Financial assets serve two principal economic functions: (1) to transfer funds from those who have
surplus funds to those who need funds to invest in tangible assets, (2) to transfer funds in such a way
as to redistribute the unavoidable risk associated with cash flows generated by tangible assets.



Properties of Financial Assets



Financial assets possess, in varying degrees, certain properties that determine or influence their
attractiveness to different classes of investors and issuers. There are ten properties of financial assets.



Moneyness



Money is a financial asset that acts a medium of exchange or in settlement of transactions. Near
money is a financial asset that closely approximates money. Moneyness is the property of
exchangeability between financial assets and money. Moneyness is desirable for investors.

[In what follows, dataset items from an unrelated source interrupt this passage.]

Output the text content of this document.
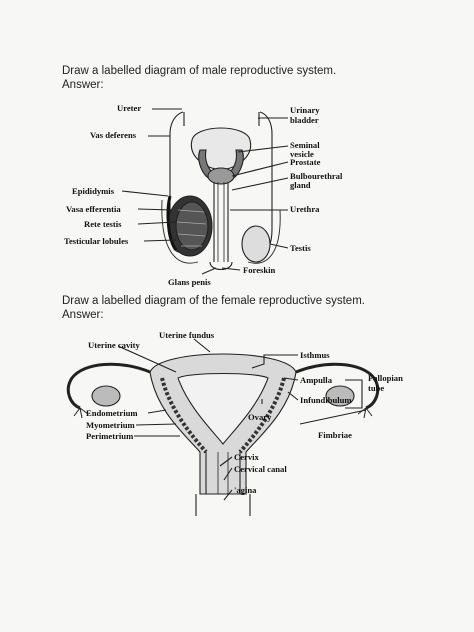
Draw a labelled diagram of male reproductive system.
Answer:
Ureter	Urinary
bladder
Vas deferens
Seminal
vesicle
Prostate
Bulbourethral
gland
Epididymis
Urethra
Vasa efferentia
Rete testis
Testicular lobules
Testis
Foreskin
Glans penis
Draw a labelled diagram of the female reproductive system.
Answer:
Uterine fundus
Uterine cavity
Isthmus
Ampulla	Fallopian
tube
Infundibulum
Ovary
Fimbriae
Endometrium
Myometrium
Perimetrium
Cervix
Cervical canal
'agina
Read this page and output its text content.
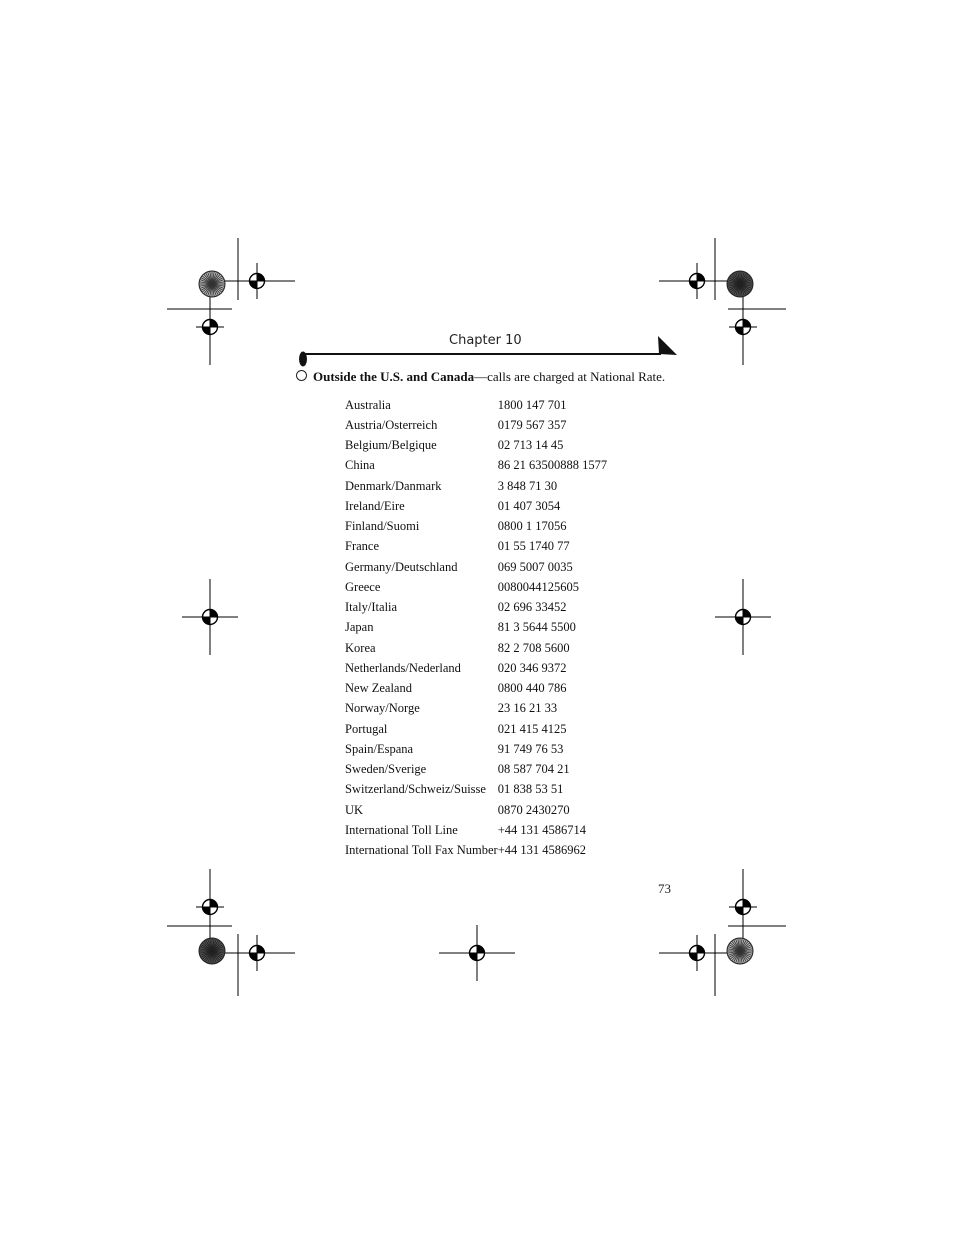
Chapter 10
Outside the U.S. and Canada—calls are charged at National Rate.
Australia	1800 147 701
Austria/Osterreich	0179 567 357
Belgium/Belgique	02 713 14 45
China	86 21 63500888 1577
Denmark/Danmark	3 848 71 30
Ireland/Eire	01 407 3054
Finland/Suomi	0800 1 17056
France	01 55 1740 77
Germany/Deutschland	069 5007 0035
Greece	0080044125605
Italy/Italia	02 696 33452
Japan	81 3 5644 5500
Korea	82 2 708 5600
Netherlands/Nederland	020 346 9372
New Zealand	0800 440 786
Norway/Norge	23 16 21 33
Portugal	021 415 4125
Spain/Espana	91 749 76 53
Sweden/Sverige	08 587 704 21
Switzerland/Schweiz/Suisse	01 838 53 51
UK	0870 2430270
International Toll Line	+44 131 4586714
International Toll Fax Number	+44 131 4586962
73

Divisibility and Denomination



This property is related to the minimum size in which a financial asset can be liquidated and
exchanged for money. Divisibility may depend on the denomination. The smaller the size, the more the
financial asset is divisible. Divisibility is desirable for investors.



Reversibility

, This refers to the cost of investing in a financial asset and then getting out of it and back into cash again
(round-trip cost). For financial assets that are traded in organized markets and with market makers,
the most relevant component of this cost is the bid-ask spread. This constitutes the spread between
the price at which the market-maker is willing to buy the financial asset (bid price) and the price at
which the market-maker is willing to sell (ask price). The bid-ask spread is determined by two factors:
(1) variability of price as determined by the dispersion of relative price over time, (2) the thickness of
the market, essentially the prevailing rate at which buying and selling orders reach the market maker
(i.e., the frequency of transactions).



Term to Maturity



This is the length of the interval until the date at which the instrument is scheduled to make its final
payment, or the time until the owner is entitled to demand liquidation. Demand instruments are
instruments where the creditor can demand repayment at any time. Maturities vary and some
instruments can be repaid earlier than maturity due to contractual provisions or arrangements, and
bankruptcy and reorganization.



Liquidity



Although there is at present no uniformly accepted definition of liquidity, a useful way to think of
liquidity and illiquidity is in terms of how much the seller stands to lose if he wishes to sell
immediately rather than allowing some time to pass and instead engaging in a costly and time-
consuming search for an immediate buyer. Some financial assets are illiquid, e.g., stock in small
companies. One must search for a buyer. Other assets may be very liquid in small amounts, but illiquid
in big amounts.. Liquidity is closely related to the thickness of the market.



Convertibility



This refers to the notion that some financial assets can be converted into other assets, e.g., a
convertible bond or a share of convertible preferred stock can be converted into common stock.